On Tuesday morning, the Labor Department reported that inflation is starting to run a bit warmer. Overall consumer prices rose 0.3% in July from a month earlier, while core prices, which exclude food and energy items to better capture inflation’s trend, rose 0.3% as well. That put core prices up 2.2% versus a year earlier, the largest increase since December.
Even 2.2% counts as tame, and suggests that the Fed’s preferred measure of core prices, which runs cooler than the Labor Department’s, will remain below the central bank’s 2% inflation target.

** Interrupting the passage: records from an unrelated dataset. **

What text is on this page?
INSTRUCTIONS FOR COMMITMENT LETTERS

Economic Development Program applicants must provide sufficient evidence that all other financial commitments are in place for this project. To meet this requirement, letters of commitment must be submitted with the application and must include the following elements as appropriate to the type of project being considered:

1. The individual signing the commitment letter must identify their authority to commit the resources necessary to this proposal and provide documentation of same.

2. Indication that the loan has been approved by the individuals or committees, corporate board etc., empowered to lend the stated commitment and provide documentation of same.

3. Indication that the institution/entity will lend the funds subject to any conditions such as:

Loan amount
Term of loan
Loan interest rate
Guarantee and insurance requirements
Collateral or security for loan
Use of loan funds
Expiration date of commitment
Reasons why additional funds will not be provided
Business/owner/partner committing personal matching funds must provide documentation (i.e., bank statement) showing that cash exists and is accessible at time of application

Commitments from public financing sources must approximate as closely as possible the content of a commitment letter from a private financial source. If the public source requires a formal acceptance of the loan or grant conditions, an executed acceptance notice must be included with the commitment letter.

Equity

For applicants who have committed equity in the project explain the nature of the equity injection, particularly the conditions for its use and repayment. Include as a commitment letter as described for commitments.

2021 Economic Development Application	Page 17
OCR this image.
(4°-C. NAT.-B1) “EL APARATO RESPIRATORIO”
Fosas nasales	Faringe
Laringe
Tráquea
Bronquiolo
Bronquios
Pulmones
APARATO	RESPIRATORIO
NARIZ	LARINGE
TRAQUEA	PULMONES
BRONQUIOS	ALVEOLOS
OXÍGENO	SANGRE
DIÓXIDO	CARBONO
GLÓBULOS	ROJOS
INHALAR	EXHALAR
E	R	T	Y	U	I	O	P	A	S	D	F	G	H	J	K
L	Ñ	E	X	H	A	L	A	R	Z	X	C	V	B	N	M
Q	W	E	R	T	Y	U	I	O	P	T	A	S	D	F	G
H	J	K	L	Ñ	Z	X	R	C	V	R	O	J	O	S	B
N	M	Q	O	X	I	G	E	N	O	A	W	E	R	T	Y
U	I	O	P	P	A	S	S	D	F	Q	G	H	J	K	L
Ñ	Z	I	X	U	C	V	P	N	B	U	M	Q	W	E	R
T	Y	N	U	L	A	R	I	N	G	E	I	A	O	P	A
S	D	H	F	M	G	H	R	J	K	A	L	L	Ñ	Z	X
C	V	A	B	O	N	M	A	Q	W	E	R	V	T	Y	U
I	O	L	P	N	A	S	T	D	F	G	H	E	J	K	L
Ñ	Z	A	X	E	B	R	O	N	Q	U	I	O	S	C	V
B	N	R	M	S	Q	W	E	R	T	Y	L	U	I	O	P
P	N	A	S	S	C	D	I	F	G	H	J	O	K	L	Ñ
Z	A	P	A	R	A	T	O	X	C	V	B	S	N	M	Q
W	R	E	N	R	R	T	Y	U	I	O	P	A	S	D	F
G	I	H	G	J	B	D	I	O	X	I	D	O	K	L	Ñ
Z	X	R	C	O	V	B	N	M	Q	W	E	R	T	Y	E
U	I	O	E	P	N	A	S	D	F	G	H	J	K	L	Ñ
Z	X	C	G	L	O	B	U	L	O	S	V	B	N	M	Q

Still, after the two largest back-to-back monthly increases in core prices since 2006—when, as JPMorgan Chase economist Michael Feroli points out, the Fed was on the inflation-fighting warpath—it is harder to get worked up about “too low” inflation. Especially with the unemployment rate at 3.7%.
Then, shortly after the inflation figures came out, the Trump administration said it would delay tariffs on Chinese cellphones, laptop computers, toys and some other items until Dec. 15. That greatly reduces the scope of imports—originally some $300 billion worth—that were set to be hit with a 10% levy on Sept. 1. Stocks shot higher, long-term Treasury yields rose, and the possibility that the U.S. is facing a marked slowdown—one that the Fed would want to get ahead of by cutting rates—seemed radically diminished.
Nonetheless, interest-rate futures markets still suggest that investors believe a September rate cut is a sure thing. That alone might count as a reason for the Fed to ease, since holding rates steady when everyone thinks they are heading lower could prove disruptive.
But this isn’t a great reason to lower rates—or at least not a great reason for a central bank to say out loud. If and when a cut comes next month, it will be interesting to hear the Fed’s explanation for it.